Io e Tessa avevamo fantasticato sulla fiera per tutto l'anno, immaginando il mare di colori odori e confusione che ci avrebbe finalmente visto protagonisti. Da bambini eravamo stati sovrastati dai tanti stimoli, ma quest'anno eravamo ormai pronti a cogliere ogni novità e ogni stranezza con la consapevolezza di essere finalmente grandi.

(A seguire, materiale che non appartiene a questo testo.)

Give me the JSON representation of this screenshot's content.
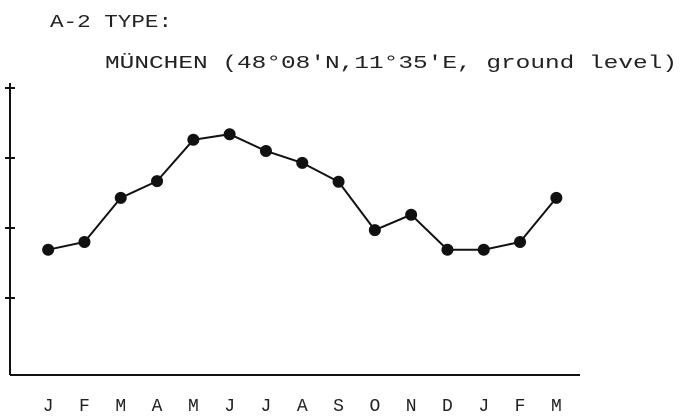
{
  "chart_data": {
    "type": "line",
    "title": "A-2 TYPE:",
    "subtitle": "MÜNCHEN (48°08'N,11°35'E, ground level)",
    "categories": [
      "J",
      "F",
      "M",
      "A",
      "M",
      "J",
      "J",
      "A",
      "S",
      "O",
      "N",
      "D",
      "J",
      "F",
      "M"
    ],
    "values": [
      1.79,
      1.9,
      2.53,
      2.77,
      3.36,
      3.44,
      3.2,
      3.03,
      2.76,
      2.07,
      2.29,
      1.79,
      1.79,
      1.9,
      2.53
    ],
    "color": "#111111",
    "ylim": [
      0,
      4.2
    ],
    "yticks": [
      1.1,
      2.1,
      3.1,
      4.1
    ],
    "grid": false
  }
}
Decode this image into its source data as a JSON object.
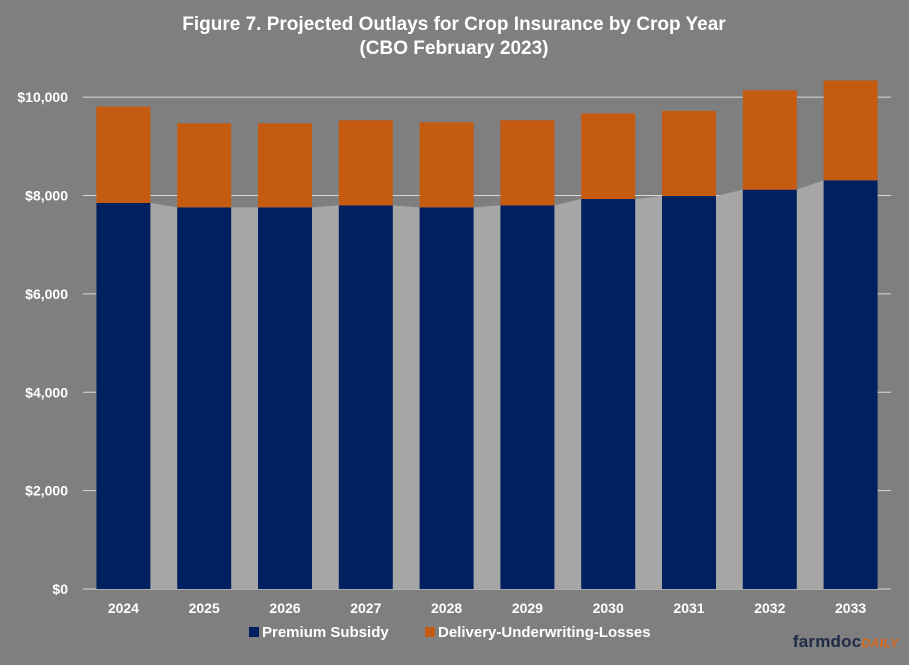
{
  "chart_data": {
    "type": "bar",
    "stacked": true,
    "title": "Figure 7. Projected Outlays for Crop Insurance by Crop Year",
    "subtitle": "(CBO February  2023)",
    "xlabel": "",
    "ylabel": "",
    "categories": [
      "2024",
      "2025",
      "2026",
      "2027",
      "2028",
      "2029",
      "2030",
      "2031",
      "2032",
      "2033"
    ],
    "series": [
      {
        "name": "Premium Subsidy",
        "color": "#002060",
        "values": [
          7850,
          7760,
          7760,
          7800,
          7760,
          7800,
          7930,
          7990,
          8120,
          8310
        ]
      },
      {
        "name": "Delivery-Underwriting-Losses",
        "color": "#c55a11",
        "values": [
          1960,
          1710,
          1710,
          1730,
          1730,
          1730,
          1740,
          1730,
          2020,
          2030
        ]
      }
    ],
    "ylim": [
      0,
      11000
    ],
    "yticks": [
      0,
      2000,
      4000,
      6000,
      8000,
      10000
    ],
    "ytick_labels": [
      "$0",
      "$2,000",
      "$4,000",
      "$6,000",
      "$8,000",
      "$10,000"
    ],
    "grid": true,
    "legend_position": "bottom"
  },
  "logo": {
    "main": "farmdoc",
    "accent": "DAILY"
  }
}
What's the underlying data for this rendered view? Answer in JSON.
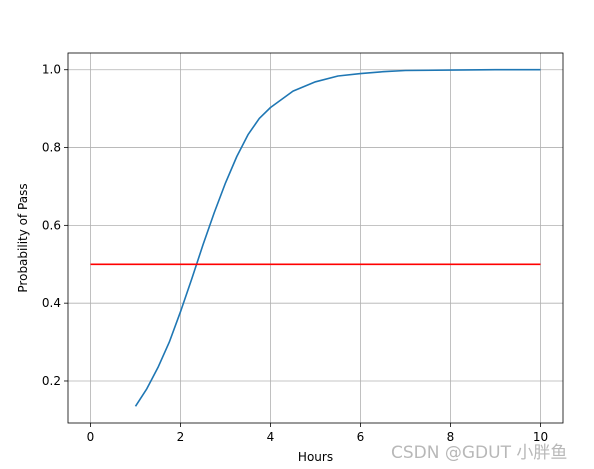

Quando Tessa mi ricordò l'evento, l'irrefrenabile eccitazione trascinò con sé anche il gusto amaro del cambiamento. Sapevo per istinto che non avrei mai più avuto il permesso di recarmi alla fiera, sapevo che non avrei più ricevuto clemenza per le mie scappatelle, sapevo soprattutto che non sarebbe più stata tollerata la mia preferenza per i figli del padrone.
Nessuno della mia famiglia lasciava la cascina per tutta la durata della fiera, mio padre tuonava spesso contro la perdizione e il malcostume che quella marmaglia di furfanti portava con sé, la Santa Maddalena a cui quella fiera era intitolata si sarebbe strappata il cuore dal petto davanti a tanto lordume. Molti dei contadini della nostra zona portavano sulle rive del canale e tra le strade del paese i loro averi così da poter ricavare qualche soldo in più, noi invece non avevamo mai venduto niente, il commercio era per mio padre un ufficio ripugnante, non c'è denaro che possa ripagare l'uomo del proprio sforzo, solo le meretrici possono ottenere in questo modo uno scambio vantaggioso. Io ero grande ormai e quel divieto, che in passato aveva rappresentato per me una rete dalle maglie molto larghe, sarebbe questa volta ricaduto severo anche su di me.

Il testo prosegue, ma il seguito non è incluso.